Déjà, la perte historique de 2008 est venue effacer les gains des quatre années précédentes, qui succédaient à deux années de rendements négatifs, au début de 2000, dans la foulée de l'éclatement de la bulle des valeurs technologiques. Vu autrement, l'effondrement de 2008 a fait passer la Caisse du premier au quatrième quartile dans l'univers des gestionnaires de caisse de retraite, et ce, tant pour 2008 que pour les trois ou quatre années précédentes. Une position que 2009 ne viendra pas améliorer, de toute évidence.

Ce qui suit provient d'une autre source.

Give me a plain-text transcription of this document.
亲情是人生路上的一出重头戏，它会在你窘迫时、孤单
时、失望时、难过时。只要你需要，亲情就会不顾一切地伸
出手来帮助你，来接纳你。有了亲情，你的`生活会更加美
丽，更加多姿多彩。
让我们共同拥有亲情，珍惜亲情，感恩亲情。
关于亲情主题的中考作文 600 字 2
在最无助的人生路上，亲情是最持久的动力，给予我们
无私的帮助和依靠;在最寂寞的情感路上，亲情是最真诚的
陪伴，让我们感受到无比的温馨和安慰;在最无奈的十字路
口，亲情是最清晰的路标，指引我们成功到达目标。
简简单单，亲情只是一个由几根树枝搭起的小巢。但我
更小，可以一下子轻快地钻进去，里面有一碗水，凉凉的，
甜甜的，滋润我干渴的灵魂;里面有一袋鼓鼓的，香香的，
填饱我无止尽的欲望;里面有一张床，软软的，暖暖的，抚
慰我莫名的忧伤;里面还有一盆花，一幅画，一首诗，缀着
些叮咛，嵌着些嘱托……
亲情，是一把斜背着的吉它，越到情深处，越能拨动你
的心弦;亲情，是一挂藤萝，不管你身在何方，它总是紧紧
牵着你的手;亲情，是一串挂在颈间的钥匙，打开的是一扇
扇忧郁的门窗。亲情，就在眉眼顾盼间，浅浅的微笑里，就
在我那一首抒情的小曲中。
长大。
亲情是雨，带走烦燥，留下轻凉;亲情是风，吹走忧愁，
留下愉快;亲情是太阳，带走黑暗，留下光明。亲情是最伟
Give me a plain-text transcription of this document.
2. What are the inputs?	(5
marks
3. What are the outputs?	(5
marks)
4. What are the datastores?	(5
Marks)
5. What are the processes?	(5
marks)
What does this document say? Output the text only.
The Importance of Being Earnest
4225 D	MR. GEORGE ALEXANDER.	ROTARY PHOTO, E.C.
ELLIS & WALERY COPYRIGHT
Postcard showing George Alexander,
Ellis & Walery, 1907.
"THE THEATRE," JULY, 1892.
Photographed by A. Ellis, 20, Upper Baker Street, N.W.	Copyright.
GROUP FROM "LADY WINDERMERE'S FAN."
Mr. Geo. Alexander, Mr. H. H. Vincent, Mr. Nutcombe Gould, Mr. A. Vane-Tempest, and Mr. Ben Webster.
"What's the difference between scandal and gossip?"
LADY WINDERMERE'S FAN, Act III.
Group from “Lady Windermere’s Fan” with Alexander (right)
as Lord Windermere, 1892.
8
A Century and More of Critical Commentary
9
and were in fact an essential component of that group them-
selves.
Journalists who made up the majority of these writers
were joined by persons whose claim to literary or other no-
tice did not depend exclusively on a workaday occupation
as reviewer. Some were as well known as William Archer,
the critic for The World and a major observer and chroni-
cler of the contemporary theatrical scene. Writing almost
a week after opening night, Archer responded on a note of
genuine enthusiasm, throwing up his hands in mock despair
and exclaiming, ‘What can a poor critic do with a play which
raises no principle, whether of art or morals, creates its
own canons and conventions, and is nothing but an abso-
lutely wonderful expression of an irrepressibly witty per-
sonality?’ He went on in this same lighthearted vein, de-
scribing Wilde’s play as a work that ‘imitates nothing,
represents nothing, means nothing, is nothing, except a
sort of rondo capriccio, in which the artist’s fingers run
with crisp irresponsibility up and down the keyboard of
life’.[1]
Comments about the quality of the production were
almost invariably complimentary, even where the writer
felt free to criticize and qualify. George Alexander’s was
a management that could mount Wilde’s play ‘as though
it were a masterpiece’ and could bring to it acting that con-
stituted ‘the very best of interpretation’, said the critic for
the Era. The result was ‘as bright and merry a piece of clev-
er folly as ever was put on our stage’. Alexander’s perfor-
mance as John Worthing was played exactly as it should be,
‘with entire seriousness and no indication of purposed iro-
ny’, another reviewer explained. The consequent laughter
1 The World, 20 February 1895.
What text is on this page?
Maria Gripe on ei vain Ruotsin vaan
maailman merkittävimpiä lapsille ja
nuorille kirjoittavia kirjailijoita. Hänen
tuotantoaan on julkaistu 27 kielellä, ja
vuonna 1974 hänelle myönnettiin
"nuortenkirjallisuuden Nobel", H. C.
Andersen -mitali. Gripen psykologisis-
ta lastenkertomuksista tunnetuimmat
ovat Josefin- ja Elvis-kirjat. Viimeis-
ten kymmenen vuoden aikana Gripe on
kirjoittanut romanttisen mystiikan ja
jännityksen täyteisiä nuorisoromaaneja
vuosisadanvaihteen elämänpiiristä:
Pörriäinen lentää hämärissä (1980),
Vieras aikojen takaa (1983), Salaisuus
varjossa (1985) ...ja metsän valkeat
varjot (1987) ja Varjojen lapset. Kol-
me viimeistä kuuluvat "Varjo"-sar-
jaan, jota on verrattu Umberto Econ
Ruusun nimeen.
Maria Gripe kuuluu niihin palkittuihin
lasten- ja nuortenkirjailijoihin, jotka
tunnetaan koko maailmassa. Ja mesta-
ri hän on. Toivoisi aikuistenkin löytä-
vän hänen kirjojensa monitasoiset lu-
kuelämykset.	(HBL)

Lors de la rencontre éditoriale au Devoir lundi, le président de la Caisse, Michael Sabia, a réitéré à juste titre l'importance de la taille de la Caisse. Et souligné, avec raison, l'importance, pour le Québec, de miser sur un tel levier financier, sur une telle masse critique. Mais à quoi sert cette force de frappe si elle demeure silencieuse devant les grands enjeux et les choix stratégiques qui confrontent l'économie québécoise? En quoi ce levier a-t-il servi lors de cette récession et cette crise de liquidité exposant nos entreprises, moyennes et grandes, à la frilosité des banques et à la paralysie du crédit? La Caisse aurait mis à la disposition de ces entreprises entre 900 millions et un milliard en ces temps difficiles, a répondu M. Sabia. On a pourtant eu l'impression que ce rôle crucial auprès des Transcontinental, Bombardier, GL&V et compagnie durant cette crise a plutôt été joué par le Fonds de solidarité FTQ, qui a dû déborder de sa mission de base.
Certes, la mise en place conjointe, avec le Mouvement Desjardins, d'une enveloppe de 600 millions dans les PME québécoises en région, est un geste louable. Mais la direction précédente de la Caisse avait lancé une initiative similaire avec la BDC dans un effort peu concluant se voulant plutôt une opération charme, dans un créneau déjà occupé et bien desservi par les fonds de travailleurs et autres institutions de capitalisation dédiées aux PME.
M. Sabia veut également positionner la Caisse comme étant un acteur structurant dans l'univers financier québécois. Mais que reste-t-il à moduler? Les jeux ne sont-ils pas déjà faits et les camps de chacun, déjà bien définis? Comme grand utilisateur de produits dérivés, envisage-t-on d'extirper la Bourse de Montréal du giron de Toronto? Comme puissant investisseur institutionnel et transactionnel, veut-on jouer d'influence et prendre le leadership, sur le terrain, du mouvement visant à contrer les visées monopolistiques et centralisatrices de Bay Street? Quel est le plan de match, les cibles, l'engagement chiffré? Rien, néant.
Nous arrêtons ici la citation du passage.